…Вот деталь, по которой читатель — представитель нового поколения, — возможно, поймет ход мыслей комкора в первый день так неожиданно начавшейся войны. Выступая в поход по тревоге, я запретил выдавать командирам и сержантам защитного цвета петлицы и знаки различия. Командир должен резко выделяться в боевых порядках. Солдаты должны его видеть. И сам он должен чувствовать, что за его поведением следят, равняются по нему…»
За вскрытие особо секретного оперативного пакета без санкции Наркома обороны он уже автоматически мог получить десять лет лагерей. Тем более, что санкцию такую дал всего лишь заместитель начальника оперативного отдела штаба армии. Это, по меркам того времени, в лучшем случае полковник.
Центральные склады подчинялись не ему. Это, судя по названию, склады округа. То есть склады вышестоящего военного органа. Дав команду вскрыть их, Рокоссовский на языке военных юристов совершил самоуправство. То есть, преступление. Да ещё и учитывая» сопротивление интендантов», иначе говоря, применив силу.
И это в обстановке, когда действительно ничего ещё неясно. Вдруг это не война? Вдруг это провокация? Вдруг за сделанное придётся завтра отвечать перед военным прокурором?
Простите, но что‑то опять ничего не понимаю. Снова. А где» атмосфера»? Кто и где здесь сковывает его инициативу?
Нет, это интересно. Он только что из‑под замка, знает, какие там дела и обратно, конечно, не хочет. Но воюет. Командует. Ему атмосфера не мешает. Нет, должен же был понимать человек, что может поплатиться. Не из‑за атмосферы, конечно. А потому что его действия, как это ни крути, под статью подпадали безо всякого Сталина. Но есть долг. Есть понимание того, что надо честно делать своё дело. А дело у военного человека всегда одно. Защищать свою землю.
Он и защищал.
А эти зоны не нюхали, но командовать боятся. Этим всё мешает воевать. А уж атмосфера‑то, так в первую очередь.
Шкуры это, если по — простому.
А потом нам рассказали о том, что виновата в этом» атмосфера». И кто‑то в это даже поверил. Потому что рассказали ему это громко и многократно. И для шкур после Сталина наступило раздолье. Потому что стали они не шкурами, а потерпевшими от атмосферы.
И ведь стоило Рокоссовскому тоже написать про такую» атмосферу», и продолжал бы себе служить дальше. Только вот не написал.
Почему? Если это правда, то почему бы об этом не написать? Другие же вон писали. И прекрасно себя при этом чувствовали. А он не написал. Зная прекрасно, какую цену придётся за это заплатить.
Вот что говорил в беседе с Ф. И. Чуевым и В. М. Молотовым Главный маршал авиации А. Е. Голованов. Цитирую по книге Феликса Ивановича Чуева.»Сто сорок бесед с Молотовым».

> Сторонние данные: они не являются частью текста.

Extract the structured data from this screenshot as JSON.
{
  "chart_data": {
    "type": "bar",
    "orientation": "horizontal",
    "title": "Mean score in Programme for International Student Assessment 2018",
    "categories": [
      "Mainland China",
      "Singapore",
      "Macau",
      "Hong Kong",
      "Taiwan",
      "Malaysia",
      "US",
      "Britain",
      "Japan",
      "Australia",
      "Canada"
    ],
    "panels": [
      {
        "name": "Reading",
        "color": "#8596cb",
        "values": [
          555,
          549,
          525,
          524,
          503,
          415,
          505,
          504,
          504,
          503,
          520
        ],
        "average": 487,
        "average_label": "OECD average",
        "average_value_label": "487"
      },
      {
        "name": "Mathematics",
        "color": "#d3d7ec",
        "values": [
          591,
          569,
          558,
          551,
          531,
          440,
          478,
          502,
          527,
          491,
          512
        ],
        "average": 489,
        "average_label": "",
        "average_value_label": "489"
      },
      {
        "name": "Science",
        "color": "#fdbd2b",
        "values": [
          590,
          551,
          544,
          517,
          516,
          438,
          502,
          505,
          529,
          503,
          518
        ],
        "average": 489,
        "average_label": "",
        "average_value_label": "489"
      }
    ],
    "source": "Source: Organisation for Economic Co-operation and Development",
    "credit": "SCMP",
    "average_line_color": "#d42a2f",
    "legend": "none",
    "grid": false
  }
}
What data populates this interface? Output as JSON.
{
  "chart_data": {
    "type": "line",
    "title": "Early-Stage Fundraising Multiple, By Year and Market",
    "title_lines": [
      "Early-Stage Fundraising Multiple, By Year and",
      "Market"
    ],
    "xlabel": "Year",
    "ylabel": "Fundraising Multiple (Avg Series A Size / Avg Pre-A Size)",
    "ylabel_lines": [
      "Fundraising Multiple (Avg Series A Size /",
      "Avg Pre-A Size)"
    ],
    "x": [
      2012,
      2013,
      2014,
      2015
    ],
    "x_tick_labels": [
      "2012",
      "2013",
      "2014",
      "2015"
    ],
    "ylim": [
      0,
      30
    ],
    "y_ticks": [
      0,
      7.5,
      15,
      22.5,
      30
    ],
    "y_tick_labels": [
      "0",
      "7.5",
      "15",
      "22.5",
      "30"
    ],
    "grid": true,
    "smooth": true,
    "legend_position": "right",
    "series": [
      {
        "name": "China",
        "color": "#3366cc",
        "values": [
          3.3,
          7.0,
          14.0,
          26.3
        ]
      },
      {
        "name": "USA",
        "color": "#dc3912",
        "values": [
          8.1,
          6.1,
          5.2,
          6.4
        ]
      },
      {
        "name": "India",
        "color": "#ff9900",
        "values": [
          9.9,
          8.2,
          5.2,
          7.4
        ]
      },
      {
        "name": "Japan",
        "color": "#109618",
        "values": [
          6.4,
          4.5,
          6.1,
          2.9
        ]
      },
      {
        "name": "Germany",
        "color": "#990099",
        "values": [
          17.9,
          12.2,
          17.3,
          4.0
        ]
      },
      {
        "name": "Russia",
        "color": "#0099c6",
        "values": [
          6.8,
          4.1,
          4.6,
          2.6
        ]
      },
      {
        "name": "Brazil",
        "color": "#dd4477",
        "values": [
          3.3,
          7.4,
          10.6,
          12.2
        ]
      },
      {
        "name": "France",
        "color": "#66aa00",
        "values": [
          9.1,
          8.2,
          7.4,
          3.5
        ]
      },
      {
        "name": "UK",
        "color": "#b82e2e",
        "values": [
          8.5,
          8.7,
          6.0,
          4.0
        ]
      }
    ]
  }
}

«…Меня исключили из партии, я чудом избежал ареста, был безработный, всей семьей голодали, буханку хлеба делили на неделю; мужа моей сестры, известного чекиста, расстреляли, — я прямо пишу об этом в своей книге. У меня было такое мнение, что Сталин все вершит, крушит. А вот когда встретился с ним, поработал не один год, увидел, что это совсем не то, — человек он такой, как я о нем пишу. И то, что именно я, или Константин Константинович Рокоссовский, тоже пострадавший в 37–м, да еще как! — такого высокого мнения о Сталине, особенно неприятно для многих, не дает полностью затоптать его. Когда Хрущев попросил Рокоссовского написать какую‑нибудь гадость о Сталине, тот ему ответил:»Товарищ Сталин для меня святой». На другой день Константин Константинович пришел на работу, а в его кабинете, в его кресле уже сидит Москаленко и протягивает ему решение о его снятии.
Вот так делается. Рокоссовский говорит:»Встану утром, сделаю зарядку и вспоминаю, что мне некуда идти. Мы сейчас никому не нужны, даже кое — кому мешаем изобразить все по — своему»…»
Константин Константинович Рокоссовский сказал своё слово чести.
Арестован он был в августе 1937 года. Следствие по его делу велось два с половиной года. Ломали его всерьёз. Несколько выбитых зубов, сломанные рёбра — это только самое заметное, что осталось ему на память о тюрьме. Дважды проходил суд по его делу и дважды дело возвращали за недоказанностью.
Ничего не признал. Никого не оговорил.
Тогда, в тридцатые.
И никого не оговорил в шестидесятые.
Надо отметить при этом, что цена этому слову была неизмеримо весомее любых других слов, сказанных хулителями Сталина. Потому что никто из них, говоря свои слова, ни в коей мере и никогда не рисковал отлучением от смысла своего существования. Я уже не говорю о простом риске своим служебным положением.